The Cuckoo's Calling started out slow, but I ended up finishing it about the same time as The White Princess because the mystery was so well done. I had literally no idea who the killer was until the end. Usually with mysteries I can figure it out, but the detective kept us in the dark. I was also distracted by the interesting characters Rowling creates. This is what I define as her style. She makes full and complete characters with histories and makes you feel lots of emotions towards them. I think people often discount her non-fantasy writing (probably why she wrote under a pseudonym) because they expect it to be fantasy, but she's not a one-trick pony. Her skill is in the details - that is what made us love Harry Potter so much. I also like that her stories show real pain. This is especially true of her non-fantasy work. She shows the gritty reality of losing a leg in Iraq, being the adopted child, ending an on-again, off-again relationship for good, and going broke doing something you love. All this and it touches the plot but doesn't define it - no one character or problem gets front billing. It's just life and the crappy things that happen.
David Sedaris is my favorite one-trick pony. I like him a lot, mostly because we share a similar dark, mean humor, but everything I've read by him is about his childhood. His childhood is very interesting and I love reading about it, but sometimes I wish he'd branch out a bit into fiction fiction. But heh - write what you know right? Me Talk Pretty One Day is a themed book of short stories that focuses on poor communication, from lisps to parental distance to French class. It is funny, and dark. I found myself wondering if Sedaris has any positive memories from his childhood. This was a good one to alternate with the others since there was no plot to follow. You could read one story and be done. I think he needs to put a timeline in there though, because he did a lot of shit in his life and it's super hard to follow where he is in time. I think he does a fine job depicting his days wandering from job to job, especially as a creative person. This is a character that many people of my generation can relate to, as we grew up hearing that we could do whatever we wanted with a college degree, and now our college degrees aren't worth very much, especially if they are in a creative field.

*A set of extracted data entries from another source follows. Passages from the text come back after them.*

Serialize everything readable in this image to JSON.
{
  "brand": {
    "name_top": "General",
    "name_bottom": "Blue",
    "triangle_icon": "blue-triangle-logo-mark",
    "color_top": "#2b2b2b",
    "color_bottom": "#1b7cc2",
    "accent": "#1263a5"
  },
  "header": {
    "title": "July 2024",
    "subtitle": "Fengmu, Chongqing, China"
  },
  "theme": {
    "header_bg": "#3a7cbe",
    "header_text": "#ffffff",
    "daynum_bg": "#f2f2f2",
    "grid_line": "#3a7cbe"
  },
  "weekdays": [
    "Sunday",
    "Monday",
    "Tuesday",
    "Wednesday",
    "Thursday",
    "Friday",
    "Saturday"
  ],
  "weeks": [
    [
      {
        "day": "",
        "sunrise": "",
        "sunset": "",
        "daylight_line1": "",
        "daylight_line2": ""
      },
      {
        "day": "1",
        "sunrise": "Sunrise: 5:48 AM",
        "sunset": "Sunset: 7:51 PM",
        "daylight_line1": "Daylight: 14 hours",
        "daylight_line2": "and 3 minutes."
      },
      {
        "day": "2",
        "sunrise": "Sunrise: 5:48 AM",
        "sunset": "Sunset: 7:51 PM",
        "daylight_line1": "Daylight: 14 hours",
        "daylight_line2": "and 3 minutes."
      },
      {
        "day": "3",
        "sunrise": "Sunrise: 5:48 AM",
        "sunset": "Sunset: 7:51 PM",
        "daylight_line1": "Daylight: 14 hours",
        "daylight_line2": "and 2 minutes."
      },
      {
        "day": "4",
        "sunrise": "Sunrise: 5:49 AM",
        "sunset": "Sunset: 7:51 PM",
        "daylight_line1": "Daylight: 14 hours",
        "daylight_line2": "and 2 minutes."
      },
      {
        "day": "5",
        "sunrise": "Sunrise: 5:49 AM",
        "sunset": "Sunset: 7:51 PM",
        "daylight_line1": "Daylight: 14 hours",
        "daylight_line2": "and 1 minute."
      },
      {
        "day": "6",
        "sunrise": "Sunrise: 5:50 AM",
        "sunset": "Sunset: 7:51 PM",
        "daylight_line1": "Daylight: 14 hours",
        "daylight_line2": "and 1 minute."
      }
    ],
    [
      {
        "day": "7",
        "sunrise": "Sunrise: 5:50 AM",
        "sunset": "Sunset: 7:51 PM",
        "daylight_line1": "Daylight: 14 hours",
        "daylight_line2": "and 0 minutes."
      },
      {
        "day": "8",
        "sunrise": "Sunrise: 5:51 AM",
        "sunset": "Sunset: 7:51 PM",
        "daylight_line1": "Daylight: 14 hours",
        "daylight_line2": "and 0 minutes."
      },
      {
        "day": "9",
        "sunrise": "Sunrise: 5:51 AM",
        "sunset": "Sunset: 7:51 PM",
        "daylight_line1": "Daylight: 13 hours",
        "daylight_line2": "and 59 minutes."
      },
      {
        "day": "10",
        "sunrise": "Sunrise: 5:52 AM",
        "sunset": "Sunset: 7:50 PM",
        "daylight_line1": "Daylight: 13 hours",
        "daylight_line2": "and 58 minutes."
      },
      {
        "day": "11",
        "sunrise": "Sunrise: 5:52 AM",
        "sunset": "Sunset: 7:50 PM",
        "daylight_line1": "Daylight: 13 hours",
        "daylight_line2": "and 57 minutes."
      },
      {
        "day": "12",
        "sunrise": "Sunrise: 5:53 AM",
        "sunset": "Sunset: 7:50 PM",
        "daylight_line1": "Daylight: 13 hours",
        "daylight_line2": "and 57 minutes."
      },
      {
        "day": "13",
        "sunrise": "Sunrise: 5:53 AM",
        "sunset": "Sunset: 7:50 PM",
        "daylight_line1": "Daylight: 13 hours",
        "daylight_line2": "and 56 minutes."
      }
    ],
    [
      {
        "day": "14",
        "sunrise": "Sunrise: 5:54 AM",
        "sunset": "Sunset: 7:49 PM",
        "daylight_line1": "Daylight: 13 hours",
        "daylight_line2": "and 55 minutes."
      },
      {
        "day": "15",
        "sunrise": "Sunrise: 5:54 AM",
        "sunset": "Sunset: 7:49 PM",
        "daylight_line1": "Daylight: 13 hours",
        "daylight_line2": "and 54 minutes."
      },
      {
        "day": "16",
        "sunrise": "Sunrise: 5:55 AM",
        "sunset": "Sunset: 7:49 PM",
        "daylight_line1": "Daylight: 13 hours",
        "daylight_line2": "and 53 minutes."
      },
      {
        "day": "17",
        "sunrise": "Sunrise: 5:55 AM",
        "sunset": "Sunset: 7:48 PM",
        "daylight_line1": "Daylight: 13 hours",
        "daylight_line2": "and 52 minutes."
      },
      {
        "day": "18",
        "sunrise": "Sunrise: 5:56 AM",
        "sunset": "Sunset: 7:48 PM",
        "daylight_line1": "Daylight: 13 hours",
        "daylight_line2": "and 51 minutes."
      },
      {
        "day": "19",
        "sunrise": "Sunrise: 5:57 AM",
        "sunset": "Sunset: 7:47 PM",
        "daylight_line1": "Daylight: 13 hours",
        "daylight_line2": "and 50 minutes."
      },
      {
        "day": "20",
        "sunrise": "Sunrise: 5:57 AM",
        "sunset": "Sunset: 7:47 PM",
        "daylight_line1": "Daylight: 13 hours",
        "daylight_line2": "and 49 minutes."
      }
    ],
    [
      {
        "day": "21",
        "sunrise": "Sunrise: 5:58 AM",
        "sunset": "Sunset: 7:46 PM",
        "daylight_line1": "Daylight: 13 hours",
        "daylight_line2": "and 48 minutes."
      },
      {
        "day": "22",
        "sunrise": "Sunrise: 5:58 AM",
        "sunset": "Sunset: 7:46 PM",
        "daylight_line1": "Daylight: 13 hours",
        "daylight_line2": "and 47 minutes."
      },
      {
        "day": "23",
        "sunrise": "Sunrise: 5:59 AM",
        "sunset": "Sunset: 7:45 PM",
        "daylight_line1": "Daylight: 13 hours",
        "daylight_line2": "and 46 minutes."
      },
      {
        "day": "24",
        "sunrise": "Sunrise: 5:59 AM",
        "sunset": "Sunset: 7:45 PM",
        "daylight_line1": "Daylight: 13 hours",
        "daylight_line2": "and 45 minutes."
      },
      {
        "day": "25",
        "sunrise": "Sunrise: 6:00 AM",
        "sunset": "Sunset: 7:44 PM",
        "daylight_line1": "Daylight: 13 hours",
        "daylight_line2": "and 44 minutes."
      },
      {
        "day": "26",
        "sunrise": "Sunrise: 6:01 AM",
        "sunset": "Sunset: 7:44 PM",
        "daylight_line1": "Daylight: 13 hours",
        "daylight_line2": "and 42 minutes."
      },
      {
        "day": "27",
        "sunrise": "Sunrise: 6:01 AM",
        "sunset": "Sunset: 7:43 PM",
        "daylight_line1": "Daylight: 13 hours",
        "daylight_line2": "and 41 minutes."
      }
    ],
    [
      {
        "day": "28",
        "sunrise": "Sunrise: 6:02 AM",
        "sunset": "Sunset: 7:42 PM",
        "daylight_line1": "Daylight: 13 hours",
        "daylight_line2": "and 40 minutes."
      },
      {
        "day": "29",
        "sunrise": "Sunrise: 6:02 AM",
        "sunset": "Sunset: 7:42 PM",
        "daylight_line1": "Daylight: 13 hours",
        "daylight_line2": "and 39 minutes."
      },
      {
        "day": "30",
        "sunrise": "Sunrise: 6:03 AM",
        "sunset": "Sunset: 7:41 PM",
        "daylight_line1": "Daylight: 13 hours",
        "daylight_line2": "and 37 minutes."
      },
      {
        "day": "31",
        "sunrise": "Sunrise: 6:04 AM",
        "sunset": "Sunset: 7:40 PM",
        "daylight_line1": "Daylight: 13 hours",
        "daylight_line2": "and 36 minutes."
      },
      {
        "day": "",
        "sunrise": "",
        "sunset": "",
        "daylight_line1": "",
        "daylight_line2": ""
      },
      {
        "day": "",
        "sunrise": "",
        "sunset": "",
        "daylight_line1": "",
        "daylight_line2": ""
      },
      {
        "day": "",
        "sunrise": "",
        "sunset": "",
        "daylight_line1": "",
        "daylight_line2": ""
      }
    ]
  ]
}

Now that I've sat with these books for a week I feel prepared to move on to another set of four. I wish I'd done this when I was doing my 50 book resolution from that year. Even with a break every other week I could have read 100 books. Please, try this method yourself. Maybe I will one day publish research about relay-reading, or maybe I'll keep it as my own personal belief that I will one day share with students and my own kids. I think if I was still 8 years old, I could probably read 8 books a week just because as kids there is more time in the day and the books are shorter. Of course I'm lucky that I have a passion for reading and am able to do it (Thanks Dad!). That's a whole other strategy for another post. Enjoy. Read.